Confession can definitely feel uncomfortable, invasive and shaming even when everything is normal. You’re alone in a room or a booth with a priest you may or may not know, and you’re supposed to tell them everything you’re too ashamed to admit to anyone else - lying, cheating, stealing, even “impure” thoughts. For some this can be a therapeutic experience. There are many priests with long experience in counseling - several of our own therapists use a faith-based practice to work with their patients - who will offer comfort, reassurance, and helpful advice to overcome spiritual turmoil. However, priests are human beings as varied in their character as any of us, and not all of them are qualified for, or called to, the empathy and compassion Confession requires. 

Our society promotes tolerance on the basis of religious beliefs as a core tenet, and tolerance can often take the form of looking the other way even if we don’t agree with what’s going on. This can create a closed system where everything from harmful incompetence to predatory behavior can exert undue and even malevolent influence over vulnerable people.

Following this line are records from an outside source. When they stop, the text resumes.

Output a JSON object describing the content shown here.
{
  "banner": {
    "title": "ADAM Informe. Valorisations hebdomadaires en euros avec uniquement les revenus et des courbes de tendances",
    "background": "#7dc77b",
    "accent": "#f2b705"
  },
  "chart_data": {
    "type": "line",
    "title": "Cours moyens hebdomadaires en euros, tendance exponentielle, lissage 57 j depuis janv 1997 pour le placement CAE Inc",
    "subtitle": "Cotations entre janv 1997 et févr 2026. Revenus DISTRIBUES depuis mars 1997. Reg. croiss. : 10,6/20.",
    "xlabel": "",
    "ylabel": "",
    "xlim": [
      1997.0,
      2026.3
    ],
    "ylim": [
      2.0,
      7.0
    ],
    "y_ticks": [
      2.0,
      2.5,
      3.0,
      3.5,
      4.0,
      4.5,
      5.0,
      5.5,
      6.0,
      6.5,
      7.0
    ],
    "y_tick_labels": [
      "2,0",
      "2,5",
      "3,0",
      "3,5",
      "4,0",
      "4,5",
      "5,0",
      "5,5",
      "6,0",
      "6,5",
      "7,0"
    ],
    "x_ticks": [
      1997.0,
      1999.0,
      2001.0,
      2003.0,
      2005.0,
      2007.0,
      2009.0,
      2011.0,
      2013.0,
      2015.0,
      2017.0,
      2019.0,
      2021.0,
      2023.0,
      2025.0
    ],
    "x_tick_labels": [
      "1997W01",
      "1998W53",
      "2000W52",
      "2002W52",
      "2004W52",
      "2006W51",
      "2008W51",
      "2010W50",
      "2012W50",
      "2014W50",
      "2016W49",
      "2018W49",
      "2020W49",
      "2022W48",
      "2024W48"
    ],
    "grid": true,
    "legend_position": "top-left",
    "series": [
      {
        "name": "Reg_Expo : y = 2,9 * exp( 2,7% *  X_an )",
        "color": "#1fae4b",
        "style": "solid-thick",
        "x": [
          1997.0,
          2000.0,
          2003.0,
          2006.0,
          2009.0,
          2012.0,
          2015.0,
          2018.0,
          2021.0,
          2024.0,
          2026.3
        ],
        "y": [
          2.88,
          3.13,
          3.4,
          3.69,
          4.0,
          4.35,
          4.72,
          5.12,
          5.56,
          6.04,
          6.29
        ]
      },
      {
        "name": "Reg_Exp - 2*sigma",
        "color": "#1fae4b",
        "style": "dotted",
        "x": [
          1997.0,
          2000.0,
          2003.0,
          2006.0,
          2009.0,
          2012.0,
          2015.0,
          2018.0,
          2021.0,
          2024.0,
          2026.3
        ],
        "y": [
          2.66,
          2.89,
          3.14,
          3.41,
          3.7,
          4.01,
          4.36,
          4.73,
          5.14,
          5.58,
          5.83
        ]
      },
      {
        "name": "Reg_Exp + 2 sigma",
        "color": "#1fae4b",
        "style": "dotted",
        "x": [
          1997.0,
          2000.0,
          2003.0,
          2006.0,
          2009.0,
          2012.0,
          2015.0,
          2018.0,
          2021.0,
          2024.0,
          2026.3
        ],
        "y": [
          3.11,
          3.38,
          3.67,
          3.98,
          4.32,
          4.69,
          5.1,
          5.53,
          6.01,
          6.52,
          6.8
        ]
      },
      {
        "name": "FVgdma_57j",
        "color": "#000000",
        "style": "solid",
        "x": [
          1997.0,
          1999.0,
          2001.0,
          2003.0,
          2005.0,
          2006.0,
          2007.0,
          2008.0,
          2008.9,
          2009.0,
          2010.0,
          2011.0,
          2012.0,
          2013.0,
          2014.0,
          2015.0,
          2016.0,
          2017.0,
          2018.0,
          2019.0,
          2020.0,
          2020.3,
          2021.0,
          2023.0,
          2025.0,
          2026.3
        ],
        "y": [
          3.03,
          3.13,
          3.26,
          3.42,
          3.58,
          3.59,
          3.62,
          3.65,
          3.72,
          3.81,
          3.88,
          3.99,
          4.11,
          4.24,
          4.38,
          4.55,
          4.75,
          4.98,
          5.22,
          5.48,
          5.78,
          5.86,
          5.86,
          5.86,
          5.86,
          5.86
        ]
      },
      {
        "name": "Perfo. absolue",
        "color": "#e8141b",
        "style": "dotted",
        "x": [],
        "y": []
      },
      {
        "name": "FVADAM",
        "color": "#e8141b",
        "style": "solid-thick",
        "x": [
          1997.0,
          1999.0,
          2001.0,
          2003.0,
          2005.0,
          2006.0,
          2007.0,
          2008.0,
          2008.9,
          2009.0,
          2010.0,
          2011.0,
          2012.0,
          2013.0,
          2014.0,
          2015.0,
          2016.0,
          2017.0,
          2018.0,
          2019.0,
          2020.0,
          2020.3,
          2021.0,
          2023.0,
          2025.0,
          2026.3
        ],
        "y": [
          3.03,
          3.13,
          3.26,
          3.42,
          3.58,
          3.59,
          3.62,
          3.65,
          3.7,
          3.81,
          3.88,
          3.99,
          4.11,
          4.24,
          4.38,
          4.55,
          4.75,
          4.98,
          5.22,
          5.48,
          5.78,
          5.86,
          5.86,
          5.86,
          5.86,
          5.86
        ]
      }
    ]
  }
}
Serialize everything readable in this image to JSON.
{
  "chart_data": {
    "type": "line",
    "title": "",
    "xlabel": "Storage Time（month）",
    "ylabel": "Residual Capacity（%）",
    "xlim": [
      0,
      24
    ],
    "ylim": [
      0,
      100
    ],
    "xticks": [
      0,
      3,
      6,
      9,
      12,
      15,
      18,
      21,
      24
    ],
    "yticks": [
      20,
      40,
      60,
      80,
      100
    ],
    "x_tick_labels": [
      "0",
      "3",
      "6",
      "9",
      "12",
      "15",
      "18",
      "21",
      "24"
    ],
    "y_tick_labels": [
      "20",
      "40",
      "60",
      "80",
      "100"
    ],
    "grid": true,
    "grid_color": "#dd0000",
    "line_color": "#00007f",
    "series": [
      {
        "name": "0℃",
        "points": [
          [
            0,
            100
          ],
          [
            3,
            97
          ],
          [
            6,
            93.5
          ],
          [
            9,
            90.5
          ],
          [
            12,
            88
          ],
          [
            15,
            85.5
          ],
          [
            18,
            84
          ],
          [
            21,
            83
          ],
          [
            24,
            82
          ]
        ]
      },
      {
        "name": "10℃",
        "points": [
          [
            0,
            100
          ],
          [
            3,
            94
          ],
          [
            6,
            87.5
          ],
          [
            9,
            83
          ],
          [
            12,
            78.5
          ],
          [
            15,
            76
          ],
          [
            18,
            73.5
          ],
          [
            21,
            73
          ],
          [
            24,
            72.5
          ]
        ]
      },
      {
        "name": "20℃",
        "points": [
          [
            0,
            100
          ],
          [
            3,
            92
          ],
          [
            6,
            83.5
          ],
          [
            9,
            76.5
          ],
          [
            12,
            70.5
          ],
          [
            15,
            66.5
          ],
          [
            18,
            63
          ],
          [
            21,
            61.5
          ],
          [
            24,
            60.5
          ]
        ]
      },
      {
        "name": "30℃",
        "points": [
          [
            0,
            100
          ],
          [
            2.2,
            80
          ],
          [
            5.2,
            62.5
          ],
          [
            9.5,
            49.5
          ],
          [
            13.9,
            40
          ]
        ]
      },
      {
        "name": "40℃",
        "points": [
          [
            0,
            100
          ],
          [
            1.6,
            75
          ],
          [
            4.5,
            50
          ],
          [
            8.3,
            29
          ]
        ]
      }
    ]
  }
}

The leaders of any faith community are considered moral authorities among adherents. Even when the leaders’ actions don’t match their beliefs, someone raised within the faith community may find it difficult to reconcile their trust in the institution this person represents with their personal experience with them. The very nature of a hierarchical organized religion that asks participants to accept things on faith and to trust leaders despite personal misgivings leads to situations where someone can leverage that trust to isolate and gaslight someone who believes in them. 

In this example, if a priest uses their time with someone in Confession to ask invasive questions (personal details not relevant to the subject under discussion) or to use belittling or offensive language to criticize their parishioner, the person in the booth may accept this unacceptable behavior as normal. They may even blame themselves for provoking this reaction from the priest, and avoid sharing the experience with anyone. Even if they do, a religious parent or spouse is more likely to side with the representative of the religion they adhere to rather than the naturally “sinful” (read “human”) person reporting a real experience. Inappropriate responses in Confession may become internalized in the form of shame and moral anxiety. The point of Confession is to provide relief from the pain of doing wrong and a path to doing right, not to punish - the perversion of this important ritual turns “spiritual rest” into “spiritual brainwashing” because it benefits no one but the abuser. 

Conclusion 

Even this fairly common occurrence is an extreme example of something that can be much more subtle. Religious expectations and influence can come from those closest to you and be so ingrained in your upbringing and worldview that it never occurs to you to question it. Accepting self-criticism and punishment as a normal internal monologue is distorted. We’re not made to live in fear of our own thoughts and actions; we’re meant to listen to and learn from one another, and to build our own worldview influenced by people we love and trust. If you feel that your religious experiences have caused you lasting pain, anxiety, depression, or other personal difficulties, a therapist - even a faith-based therapist - can help. When you are ready to connect with your spirituality again, there are many open and loving communities who gather to celebrate and practice the traditions of their faith, or who simply enjoy discussing spirituality and philosophy to live a better life.